Sitting in the audience, I was taken back to my college days at Oberlin College when I took a course in electronic music and we studied Reich’s early work. But I’d never heard it played live until now.
Different Trains is being performed as part of the Jerusalem Season of Culture in a cavernous room inside the Tower of David Museum that has never been open to the public before. You can see the tall arches of the space – the kishle, as it’s called, was used as a prison in the days of the Ottoman Empire and is surrounded by moat – but the rest is draped in black.
Inside there are tens of oversized glass sculptures, shaped like mis-formed light bulbs or perhaps tears from an unseen giant. Some are transparent, others opaque. The artist, Ann Wahlstrom, was a student of world-renowned glass artist Dale Chihuly.
The musicians sit in the midst of the glass space, on a podium with their backs to the audience. On either end of the rectangular room are screens where video plays images of trains juxtaposed with scenes from the Holocaust. It’s not meant to titillate; nothing is graphic but the message is nevertheless unnerving.
The entire production was put together by Pia Forsgren, director of the Jewish Theater in Stockholm. Forsgren took Reich’s original standalone work, created the video herself and designed the space with Wahlstrom’s glass installation.

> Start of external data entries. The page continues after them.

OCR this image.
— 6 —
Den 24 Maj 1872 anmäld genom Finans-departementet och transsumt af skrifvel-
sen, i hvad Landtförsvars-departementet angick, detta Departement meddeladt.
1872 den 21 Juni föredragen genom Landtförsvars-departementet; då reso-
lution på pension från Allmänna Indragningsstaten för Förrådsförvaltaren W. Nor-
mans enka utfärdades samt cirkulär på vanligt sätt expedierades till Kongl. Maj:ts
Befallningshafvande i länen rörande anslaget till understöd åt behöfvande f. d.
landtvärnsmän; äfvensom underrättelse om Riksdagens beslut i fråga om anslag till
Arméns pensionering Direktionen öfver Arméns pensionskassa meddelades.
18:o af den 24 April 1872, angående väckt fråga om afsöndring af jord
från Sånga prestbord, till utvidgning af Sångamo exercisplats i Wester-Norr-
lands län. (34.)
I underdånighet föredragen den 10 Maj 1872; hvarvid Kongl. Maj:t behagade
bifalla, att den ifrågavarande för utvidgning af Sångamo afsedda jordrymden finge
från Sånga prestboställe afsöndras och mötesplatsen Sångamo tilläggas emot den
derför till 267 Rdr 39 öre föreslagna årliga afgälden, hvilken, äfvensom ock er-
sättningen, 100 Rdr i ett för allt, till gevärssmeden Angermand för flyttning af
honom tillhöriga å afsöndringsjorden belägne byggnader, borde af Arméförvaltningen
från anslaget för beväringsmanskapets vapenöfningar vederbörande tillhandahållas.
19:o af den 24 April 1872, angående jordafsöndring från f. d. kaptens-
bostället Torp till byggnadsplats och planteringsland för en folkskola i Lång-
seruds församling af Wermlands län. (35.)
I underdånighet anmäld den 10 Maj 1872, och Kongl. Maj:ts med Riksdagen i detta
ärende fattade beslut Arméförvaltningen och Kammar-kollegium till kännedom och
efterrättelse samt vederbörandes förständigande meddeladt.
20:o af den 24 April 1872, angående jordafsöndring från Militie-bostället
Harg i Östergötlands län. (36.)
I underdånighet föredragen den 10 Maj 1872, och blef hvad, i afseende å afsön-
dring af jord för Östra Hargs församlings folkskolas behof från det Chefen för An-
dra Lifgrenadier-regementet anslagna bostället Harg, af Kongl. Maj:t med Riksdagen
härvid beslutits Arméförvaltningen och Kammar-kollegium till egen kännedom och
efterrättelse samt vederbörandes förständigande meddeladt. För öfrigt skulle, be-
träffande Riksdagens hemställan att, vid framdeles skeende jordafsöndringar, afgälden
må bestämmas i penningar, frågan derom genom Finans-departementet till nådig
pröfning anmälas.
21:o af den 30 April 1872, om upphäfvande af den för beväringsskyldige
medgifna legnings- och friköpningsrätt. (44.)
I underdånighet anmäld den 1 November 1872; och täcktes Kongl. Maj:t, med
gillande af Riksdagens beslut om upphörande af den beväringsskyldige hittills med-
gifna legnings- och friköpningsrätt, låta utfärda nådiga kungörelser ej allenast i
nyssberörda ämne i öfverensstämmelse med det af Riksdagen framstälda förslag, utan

She then hired a Swedish ensemble – the Fleshquartet – to perform the piece, and commissioned them to create their own companion composition, “Tears Apart,” which serves both as a commentary and complement to the swirling repetitive style of Different Trains, while adding a more accessible melodic line. At one point, the performers leave their instruments to “play” the glass sculptures. It’s mesmerizing. The entire show, with both pieces, runs just over an hour.
Forsgren’s visual interpretation of Different Trains was performed 62 times at The Jewish Theater in Stockholm during the 2008-2009 season. It is playing until July 21 in Israel. Tickets are pricey and seats limited, but it’s well worth the journey – don’t let this train leave the station without booking your seat.